Even the panelists usually acknowledged a fair amount of uncertainty about the full ramifications of the unprecedented level of damage for the region and the process for rebuilding and recovering costs.

Here’s our best shot at summarizing the considerations for property owners as they rebuild after the Oct. 29 storm. But because of the considerable amount of confusion surrounding the whole process, feel free to share information, questions and observations in the comments section of this story.

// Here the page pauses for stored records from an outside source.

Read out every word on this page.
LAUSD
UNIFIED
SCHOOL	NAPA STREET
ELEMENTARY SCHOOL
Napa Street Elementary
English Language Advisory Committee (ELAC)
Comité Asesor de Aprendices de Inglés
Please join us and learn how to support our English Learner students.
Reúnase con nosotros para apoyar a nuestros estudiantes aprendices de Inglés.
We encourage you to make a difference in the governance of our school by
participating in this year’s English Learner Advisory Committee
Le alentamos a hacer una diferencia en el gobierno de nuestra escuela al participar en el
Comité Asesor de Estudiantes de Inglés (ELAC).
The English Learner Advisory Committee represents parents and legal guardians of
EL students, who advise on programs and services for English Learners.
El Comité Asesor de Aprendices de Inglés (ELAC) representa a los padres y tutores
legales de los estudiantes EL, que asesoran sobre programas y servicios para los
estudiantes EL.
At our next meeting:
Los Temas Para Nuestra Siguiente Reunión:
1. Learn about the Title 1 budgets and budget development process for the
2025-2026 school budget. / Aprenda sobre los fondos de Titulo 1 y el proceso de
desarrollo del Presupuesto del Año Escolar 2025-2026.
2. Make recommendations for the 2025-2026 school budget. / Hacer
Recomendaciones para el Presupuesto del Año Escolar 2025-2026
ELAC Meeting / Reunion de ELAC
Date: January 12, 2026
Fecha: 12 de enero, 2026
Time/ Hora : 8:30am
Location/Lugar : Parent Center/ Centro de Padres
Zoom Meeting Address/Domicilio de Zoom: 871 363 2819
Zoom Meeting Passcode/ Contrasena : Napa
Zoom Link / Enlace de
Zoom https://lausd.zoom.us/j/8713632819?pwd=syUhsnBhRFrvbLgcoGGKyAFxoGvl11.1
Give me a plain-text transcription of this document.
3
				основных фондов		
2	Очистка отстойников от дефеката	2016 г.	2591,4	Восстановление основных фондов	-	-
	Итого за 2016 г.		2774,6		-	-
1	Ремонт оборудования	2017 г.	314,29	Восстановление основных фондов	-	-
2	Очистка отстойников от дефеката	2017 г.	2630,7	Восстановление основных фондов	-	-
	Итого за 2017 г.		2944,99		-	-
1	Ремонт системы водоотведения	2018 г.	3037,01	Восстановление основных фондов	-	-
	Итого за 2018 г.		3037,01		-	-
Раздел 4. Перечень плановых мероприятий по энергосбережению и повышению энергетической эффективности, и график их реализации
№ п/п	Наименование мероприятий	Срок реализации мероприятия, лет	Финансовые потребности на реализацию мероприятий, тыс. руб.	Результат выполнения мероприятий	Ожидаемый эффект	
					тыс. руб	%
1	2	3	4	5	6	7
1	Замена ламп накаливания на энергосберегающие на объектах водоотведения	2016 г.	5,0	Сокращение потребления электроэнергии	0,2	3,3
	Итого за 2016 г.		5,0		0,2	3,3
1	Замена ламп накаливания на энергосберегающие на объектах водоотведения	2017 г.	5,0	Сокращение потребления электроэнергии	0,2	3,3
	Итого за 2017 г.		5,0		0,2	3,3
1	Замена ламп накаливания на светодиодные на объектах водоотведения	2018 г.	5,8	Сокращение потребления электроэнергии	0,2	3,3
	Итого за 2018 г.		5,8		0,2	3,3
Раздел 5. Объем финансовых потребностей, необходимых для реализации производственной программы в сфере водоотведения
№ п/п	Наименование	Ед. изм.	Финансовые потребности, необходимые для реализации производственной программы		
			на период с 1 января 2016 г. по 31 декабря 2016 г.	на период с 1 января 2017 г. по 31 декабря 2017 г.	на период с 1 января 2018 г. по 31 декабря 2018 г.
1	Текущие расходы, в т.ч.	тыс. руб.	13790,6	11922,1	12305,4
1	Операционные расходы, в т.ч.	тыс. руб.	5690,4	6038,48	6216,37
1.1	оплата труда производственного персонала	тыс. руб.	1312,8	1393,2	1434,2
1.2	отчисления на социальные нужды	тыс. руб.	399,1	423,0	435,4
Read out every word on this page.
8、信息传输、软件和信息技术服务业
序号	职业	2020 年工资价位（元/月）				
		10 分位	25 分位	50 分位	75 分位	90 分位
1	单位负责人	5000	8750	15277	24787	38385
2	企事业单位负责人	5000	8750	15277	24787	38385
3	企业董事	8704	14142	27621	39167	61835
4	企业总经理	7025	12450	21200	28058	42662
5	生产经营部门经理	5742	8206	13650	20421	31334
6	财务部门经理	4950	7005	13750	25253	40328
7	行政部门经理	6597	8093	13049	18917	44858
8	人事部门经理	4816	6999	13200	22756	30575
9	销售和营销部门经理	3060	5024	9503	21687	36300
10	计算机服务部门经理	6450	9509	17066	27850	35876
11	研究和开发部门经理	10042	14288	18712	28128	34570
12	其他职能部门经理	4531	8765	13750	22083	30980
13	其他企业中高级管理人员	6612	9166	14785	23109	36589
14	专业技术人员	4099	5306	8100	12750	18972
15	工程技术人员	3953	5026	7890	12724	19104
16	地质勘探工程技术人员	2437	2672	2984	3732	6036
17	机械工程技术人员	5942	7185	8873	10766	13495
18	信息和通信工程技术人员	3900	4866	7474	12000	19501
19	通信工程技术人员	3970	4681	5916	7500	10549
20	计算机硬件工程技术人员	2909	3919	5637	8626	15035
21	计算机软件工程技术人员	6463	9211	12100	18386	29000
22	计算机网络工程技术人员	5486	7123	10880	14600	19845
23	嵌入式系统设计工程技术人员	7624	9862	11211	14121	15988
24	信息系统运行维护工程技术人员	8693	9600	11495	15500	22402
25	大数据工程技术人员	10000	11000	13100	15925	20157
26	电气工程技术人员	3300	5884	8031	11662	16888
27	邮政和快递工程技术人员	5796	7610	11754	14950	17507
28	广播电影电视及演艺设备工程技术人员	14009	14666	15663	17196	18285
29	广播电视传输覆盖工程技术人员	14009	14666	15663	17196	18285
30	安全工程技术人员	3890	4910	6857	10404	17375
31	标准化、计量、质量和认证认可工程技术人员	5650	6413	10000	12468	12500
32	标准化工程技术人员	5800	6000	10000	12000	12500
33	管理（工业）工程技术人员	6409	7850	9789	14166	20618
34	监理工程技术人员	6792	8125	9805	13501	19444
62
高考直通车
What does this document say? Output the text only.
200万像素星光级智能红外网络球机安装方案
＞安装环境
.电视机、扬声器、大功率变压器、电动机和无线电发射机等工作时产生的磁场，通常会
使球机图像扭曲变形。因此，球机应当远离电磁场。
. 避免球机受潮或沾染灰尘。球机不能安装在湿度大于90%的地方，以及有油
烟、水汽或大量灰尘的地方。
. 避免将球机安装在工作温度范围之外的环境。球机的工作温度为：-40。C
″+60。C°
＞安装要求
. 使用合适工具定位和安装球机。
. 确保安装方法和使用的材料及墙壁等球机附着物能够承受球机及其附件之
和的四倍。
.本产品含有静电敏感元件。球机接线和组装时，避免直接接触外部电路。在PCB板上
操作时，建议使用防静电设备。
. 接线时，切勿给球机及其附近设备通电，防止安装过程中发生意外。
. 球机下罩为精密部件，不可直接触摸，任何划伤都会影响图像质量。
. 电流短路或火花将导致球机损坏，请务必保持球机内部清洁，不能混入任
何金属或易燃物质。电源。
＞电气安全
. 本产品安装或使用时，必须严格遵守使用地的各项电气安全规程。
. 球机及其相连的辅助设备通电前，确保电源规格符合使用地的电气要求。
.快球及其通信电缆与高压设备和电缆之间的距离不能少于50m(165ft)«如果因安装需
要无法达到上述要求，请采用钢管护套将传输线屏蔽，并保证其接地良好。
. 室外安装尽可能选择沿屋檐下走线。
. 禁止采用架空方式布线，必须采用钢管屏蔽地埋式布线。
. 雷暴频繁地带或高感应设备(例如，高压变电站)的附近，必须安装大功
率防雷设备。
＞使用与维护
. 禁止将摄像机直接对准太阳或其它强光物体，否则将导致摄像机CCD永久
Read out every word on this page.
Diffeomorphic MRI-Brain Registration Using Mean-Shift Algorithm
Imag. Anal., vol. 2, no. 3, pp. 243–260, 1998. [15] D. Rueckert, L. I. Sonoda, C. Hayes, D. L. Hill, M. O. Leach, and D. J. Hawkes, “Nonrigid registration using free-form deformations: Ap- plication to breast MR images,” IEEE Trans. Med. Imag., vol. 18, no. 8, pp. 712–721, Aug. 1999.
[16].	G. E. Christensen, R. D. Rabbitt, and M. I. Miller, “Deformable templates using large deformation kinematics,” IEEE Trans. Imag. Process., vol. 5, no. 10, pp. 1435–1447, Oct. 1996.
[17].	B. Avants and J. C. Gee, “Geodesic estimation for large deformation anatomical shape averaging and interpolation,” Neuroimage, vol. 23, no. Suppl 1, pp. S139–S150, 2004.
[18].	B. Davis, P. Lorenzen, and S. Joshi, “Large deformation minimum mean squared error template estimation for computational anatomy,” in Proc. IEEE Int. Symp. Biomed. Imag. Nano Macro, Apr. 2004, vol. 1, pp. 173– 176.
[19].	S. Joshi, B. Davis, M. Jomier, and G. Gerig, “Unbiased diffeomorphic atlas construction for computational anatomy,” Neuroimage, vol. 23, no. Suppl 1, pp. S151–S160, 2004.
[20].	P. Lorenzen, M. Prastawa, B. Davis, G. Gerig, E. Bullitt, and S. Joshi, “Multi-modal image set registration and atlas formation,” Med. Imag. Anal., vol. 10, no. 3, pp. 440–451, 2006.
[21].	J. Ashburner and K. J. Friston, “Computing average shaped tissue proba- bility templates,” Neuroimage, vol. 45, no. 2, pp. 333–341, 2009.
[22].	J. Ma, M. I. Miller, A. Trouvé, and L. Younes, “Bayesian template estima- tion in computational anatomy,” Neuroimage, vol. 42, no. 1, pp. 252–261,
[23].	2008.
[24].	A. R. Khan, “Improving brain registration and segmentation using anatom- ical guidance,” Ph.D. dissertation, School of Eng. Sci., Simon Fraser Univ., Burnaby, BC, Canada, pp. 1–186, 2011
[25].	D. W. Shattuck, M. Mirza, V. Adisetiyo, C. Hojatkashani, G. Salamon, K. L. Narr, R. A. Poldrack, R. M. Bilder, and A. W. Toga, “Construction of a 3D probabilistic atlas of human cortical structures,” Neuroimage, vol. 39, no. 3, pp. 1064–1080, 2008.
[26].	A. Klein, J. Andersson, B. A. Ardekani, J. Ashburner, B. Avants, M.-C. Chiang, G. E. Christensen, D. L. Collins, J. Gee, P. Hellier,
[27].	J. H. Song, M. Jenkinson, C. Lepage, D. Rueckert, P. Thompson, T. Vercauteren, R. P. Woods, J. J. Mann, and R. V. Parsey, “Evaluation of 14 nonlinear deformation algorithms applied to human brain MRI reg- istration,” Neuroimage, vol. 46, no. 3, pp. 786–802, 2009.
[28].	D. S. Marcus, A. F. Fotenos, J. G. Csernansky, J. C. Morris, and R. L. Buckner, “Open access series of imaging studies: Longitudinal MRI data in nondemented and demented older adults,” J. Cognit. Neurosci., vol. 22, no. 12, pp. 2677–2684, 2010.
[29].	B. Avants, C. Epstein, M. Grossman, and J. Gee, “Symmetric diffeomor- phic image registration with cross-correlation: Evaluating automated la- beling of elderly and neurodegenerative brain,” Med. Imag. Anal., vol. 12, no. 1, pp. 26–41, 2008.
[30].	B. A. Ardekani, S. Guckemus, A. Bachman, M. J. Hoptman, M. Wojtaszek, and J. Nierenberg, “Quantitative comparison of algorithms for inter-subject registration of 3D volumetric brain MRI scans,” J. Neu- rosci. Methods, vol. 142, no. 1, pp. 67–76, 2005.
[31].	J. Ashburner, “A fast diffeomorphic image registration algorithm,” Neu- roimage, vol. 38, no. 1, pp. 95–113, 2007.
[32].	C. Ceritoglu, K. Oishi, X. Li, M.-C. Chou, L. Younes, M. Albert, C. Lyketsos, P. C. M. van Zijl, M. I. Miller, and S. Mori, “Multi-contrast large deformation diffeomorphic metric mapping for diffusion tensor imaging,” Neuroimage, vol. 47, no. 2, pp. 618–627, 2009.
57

Find the elevation of your home.
Find the elevation required for your home under the new FEMA flood map. Search for your Advisory Base Flood Elevation by address.
See how your advisory elevation compares to Hurricane Sandy flood levels. Make sure the flood elevation on your certificate uses the same NAVD 1988 scale as the ABFE maps (or see how the scales compare).
What if your home remains below the required elevation? One thing appears certain: Your flood insurance premium will increase (because federal taxpayers will no longer subsidize the flood insurance program).
The following are projected National Flood Insurance Program (NFIP) annual flood insurance premiums for V Zone properties with $250,000 residential building coverage:

Lowest Floor Elevation
No Contents Contents
3 Feet Above $2,403 $2,923
2 Feet Above $3,278 $4,048
1 Feet Above $4,728 $5,918
At BFE $6,803 $8,603
1 Foot Below $9,003 $11,583
2 Feet Below $12,074 $15,764
3 Feet Below $15,524 $20,474
4 Feet Below $17,334 $23,304
6 Feet Below $23,449 $32,019
The following are projected annual flood insurance premiums for A Zone properties with $250,000 residential building coverage:

Lowest Floor Elevation
3 Feet Above $376 $561
2 Feet Above $448 $633
1 Feet Above $660 $845
At BFE $1,359 $1,724
1 Foot Below $4,527 $5,255
2 Feet Below $5,924 $8,308
3 Feet Below $7,204 $10,554
4 Feet Below $9,551 $14,370
6 Feet Below $18,830 $28,535
Consider the resale value of homes that remain below base flood elevation. Buyers would potentially assume dramatically higher flood insurance premiums or the cost of elevating homes.
What resources are available to elevate homes? Flood insurance policy holders should be able to take advantage of “Increased Cost of Compliance” (ICC) funding that can pay up to $30,000 to elevate homes. In a much longer process, property owners also can apply for hazard mitigation grants. Interested owners must contact the city’s Emergency Management Department, which will submit a letter to the county by Feb. 8 (the city currently has a list of about 100 owners). The county will apply to the state, which will apply to the federal government. Also: Low-interest loans (1.68 percent) of up to $200,000 (for homeowners) and $2 million (for businesses) are available through the Small Business Administration.
Will the Advisory Base Flood Elevation maps change? According to Gov. Chris Christie’s executive order on Thursday (Jan. 24), the advisory maps are adopted and nobody is “grandfathered” for the purposes of flood insurance or building codes. The final maps are expected to be complete by late summer and will likely include lower elevations and smaller “V Zones” as mitigating factors are taken into consideration. An appeals process will also be in effect when the final maps are released. Challenges from shore municipalities and from lawsuits are likely in the works.